Leaders underestimate the impact of even subtle misalignment at the top…just a little daylight between members of a leadership team becomes blinding and overwhelming to employees one or two levels below. ~Patrick Lencioni
One of my childhood memories from the farm in Kansas was spending time with a friend in a large old barn where she kept her horse. Like most old barns, this one was several stories high, completely open with no windows, and there were cracks between some of the aging boards and slats. Despite the lack of windows, because the two-story vaulted ceiling put quite a bit of distance between us and the roof, even a slight crack of daylight pinching through was enough to light the entire barn. I'm certainly no physicist, but Lencioni says he's heard this referred to as the "vortex effect."
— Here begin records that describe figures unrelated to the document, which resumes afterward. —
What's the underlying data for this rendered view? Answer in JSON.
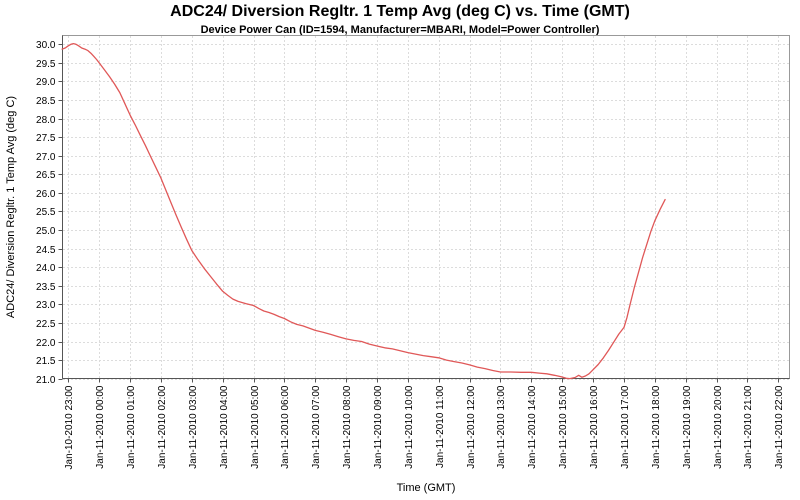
{
  "chart": {
    "title": "ADC24/ Diversion Regltr. 1 Temp Avg (deg C) vs. Time (GMT)",
    "subtitle": "Device Power Can (ID=1594, Manufacturer=MBARI, Model=Power Controller)",
    "y_axis_label": "ADC24/ Diversion Regltr. 1 Temp Avg (deg C)",
    "x_axis_label": "Time (GMT)"
  },
  "chart_data": {
    "type": "line",
    "title": "ADC24/ Diversion Regltr. 1 Temp Avg (deg C) vs. Time (GMT)",
    "subtitle": "Device Power Can (ID=1594, Manufacturer=MBARI, Model=Power Controller)",
    "xlabel": "Time (GMT)",
    "ylabel": "ADC24/ Diversion Regltr. 1 Temp Avg (deg C)",
    "ylim": [
      21.0,
      30.0
    ],
    "y_tick_step": 0.5,
    "y_tick_labels": [
      "21.0",
      "21.5",
      "22.0",
      "22.5",
      "23.0",
      "23.5",
      "24.0",
      "24.5",
      "25.0",
      "25.5",
      "26.0",
      "26.5",
      "27.0",
      "27.5",
      "28.0",
      "28.5",
      "29.0",
      "29.5",
      "30.0"
    ],
    "x_tick_labels": [
      "Jan-10-2010 23:00",
      "Jan-11-2010 00:00",
      "Jan-11-2010 01:00",
      "Jan-11-2010 02:00",
      "Jan-11-2010 03:00",
      "Jan-11-2010 04:00",
      "Jan-11-2010 05:00",
      "Jan-11-2010 06:00",
      "Jan-11-2010 07:00",
      "Jan-11-2010 08:00",
      "Jan-11-2010 09:00",
      "Jan-11-2010 10:00",
      "Jan-11-2010 11:00",
      "Jan-11-2010 12:00",
      "Jan-11-2010 13:00",
      "Jan-11-2010 14:00",
      "Jan-11-2010 15:00",
      "Jan-11-2010 16:00",
      "Jan-11-2010 17:00",
      "Jan-11-2010 18:00",
      "Jan-11-2010 19:00",
      "Jan-11-2010 20:00",
      "Jan-11-2010 21:00",
      "Jan-11-2010 22:00"
    ],
    "grid": true,
    "legend": "none",
    "line_color": "#e05858",
    "grid_color": "#dcdcdc",
    "border_color": "#999999",
    "axis_color": "#555555",
    "series": [
      {
        "name": "ADC24/ Diversion Regltr. 1 Temp Avg (deg C)",
        "x_unit": "minutes after Jan-10-2010 23:00 GMT",
        "points": [
          [
            -12,
            29.87
          ],
          [
            -6,
            29.9
          ],
          [
            0,
            29.96
          ],
          [
            5,
            30.0
          ],
          [
            10,
            30.02
          ],
          [
            15,
            30.0
          ],
          [
            20,
            29.96
          ],
          [
            26,
            29.9
          ],
          [
            32,
            29.87
          ],
          [
            38,
            29.83
          ],
          [
            44,
            29.76
          ],
          [
            50,
            29.67
          ],
          [
            55,
            29.59
          ],
          [
            60,
            29.5
          ],
          [
            70,
            29.32
          ],
          [
            80,
            29.13
          ],
          [
            90,
            28.93
          ],
          [
            100,
            28.7
          ],
          [
            110,
            28.4
          ],
          [
            120,
            28.1
          ],
          [
            130,
            27.83
          ],
          [
            140,
            27.55
          ],
          [
            150,
            27.27
          ],
          [
            160,
            26.98
          ],
          [
            170,
            26.69
          ],
          [
            180,
            26.4
          ],
          [
            190,
            26.06
          ],
          [
            200,
            25.72
          ],
          [
            210,
            25.39
          ],
          [
            220,
            25.06
          ],
          [
            230,
            24.75
          ],
          [
            240,
            24.45
          ],
          [
            252,
            24.2
          ],
          [
            264,
            23.97
          ],
          [
            276,
            23.76
          ],
          [
            288,
            23.55
          ],
          [
            300,
            23.35
          ],
          [
            310,
            23.24
          ],
          [
            320,
            23.14
          ],
          [
            330,
            23.08
          ],
          [
            345,
            23.02
          ],
          [
            360,
            22.97
          ],
          [
            370,
            22.89
          ],
          [
            380,
            22.82
          ],
          [
            390,
            22.78
          ],
          [
            400,
            22.73
          ],
          [
            410,
            22.67
          ],
          [
            420,
            22.62
          ],
          [
            432,
            22.53
          ],
          [
            444,
            22.46
          ],
          [
            456,
            22.42
          ],
          [
            468,
            22.36
          ],
          [
            480,
            22.3
          ],
          [
            495,
            22.25
          ],
          [
            510,
            22.19
          ],
          [
            525,
            22.13
          ],
          [
            540,
            22.07
          ],
          [
            555,
            22.03
          ],
          [
            570,
            22.0
          ],
          [
            585,
            21.93
          ],
          [
            600,
            21.88
          ],
          [
            615,
            21.83
          ],
          [
            630,
            21.8
          ],
          [
            645,
            21.75
          ],
          [
            660,
            21.7
          ],
          [
            675,
            21.66
          ],
          [
            690,
            21.62
          ],
          [
            705,
            21.59
          ],
          [
            720,
            21.56
          ],
          [
            735,
            21.5
          ],
          [
            750,
            21.46
          ],
          [
            765,
            21.42
          ],
          [
            780,
            21.37
          ],
          [
            795,
            21.31
          ],
          [
            810,
            21.27
          ],
          [
            825,
            21.22
          ],
          [
            840,
            21.18
          ],
          [
            860,
            21.18
          ],
          [
            880,
            21.17
          ],
          [
            900,
            21.17
          ],
          [
            915,
            21.15
          ],
          [
            930,
            21.13
          ],
          [
            945,
            21.09
          ],
          [
            958,
            21.05
          ],
          [
            968,
            21.01
          ],
          [
            975,
            21.0
          ],
          [
            985,
            21.03
          ],
          [
            992,
            21.09
          ],
          [
            998,
            21.04
          ],
          [
            1005,
            21.07
          ],
          [
            1012,
            21.13
          ],
          [
            1020,
            21.24
          ],
          [
            1030,
            21.38
          ],
          [
            1040,
            21.56
          ],
          [
            1050,
            21.76
          ],
          [
            1060,
            21.98
          ],
          [
            1070,
            22.2
          ],
          [
            1080,
            22.38
          ],
          [
            1086,
            22.65
          ],
          [
            1092,
            23.0
          ],
          [
            1100,
            23.45
          ],
          [
            1108,
            23.85
          ],
          [
            1116,
            24.25
          ],
          [
            1124,
            24.6
          ],
          [
            1132,
            24.95
          ],
          [
            1140,
            25.25
          ],
          [
            1150,
            25.55
          ],
          [
            1160,
            25.82
          ]
        ]
      }
    ]
  }
}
In working with leadership teams, I've discovered a common assumption: the absence of disagreement = alignment. In other words, if we're not disagreeing then we must agree and if we agree then there must be alignment. We don't disagree so there's no daylight between leaders; no vortex effect here. This is a dangerous assumption.
First, let's add some perspective. Every day the average person produces six newspapers worth of information compared with just two and half pages 24 years ago – nearly a 200-fold increase. All this information needs storing and we now each have the equivalent of 600,000 books stored in computers, microchips and even on the back of our credit cards. I just checked, and my college alma mater's library has a total of 130,000 volumes. So that's more than 4.5 times my college library.
The ability to process all this information with computers has doubled every 18 months and with telecommunication devices has doubled every two years.
We could list many more staggering statistics about the amount of information that we all try to process on a daily basis, but I think you get the point. If the leaders in an organization aren't absolutely, positively, and unequivocally creating clarity and alignment for their employees, then the daylight that pushes through the ever-so-slight misalignment becomes the vortex effect. Like my childhood experience with the light in the old barn, the organization becomes filled with misperceptions, misinformation, and is consequently misled.
None of us yearn for more information, data, or messages to be hurled in our direction. But we do long for a mechanism to filter what's really meaningful and what really matters. Lencioni suggests that a leadership team must create clarity and become fully aligned (i.e., they have no doubt that when they leave a meeting all decisions are crystal clear and will be communicated with absolute precision from every member of the leadership team). Then Lencioni says that leadership teams must over-communicate this clarity and then reinforce clarity.
I've talked with several executives lately who've said they feel like they are repeating themselves a lot and view that as some type of failure on their part. That's not the case, at all. It's simply a sign of the times. Leaders must intentionally (and yes, frequently) over-communicate clarity and then reinforce that clarity. Think of all the information and messages leaders are competing with, and against. You can only win the battle against the vortex effect by continually, constantly, and intentionally aligning your leadership team and your employees with clarity.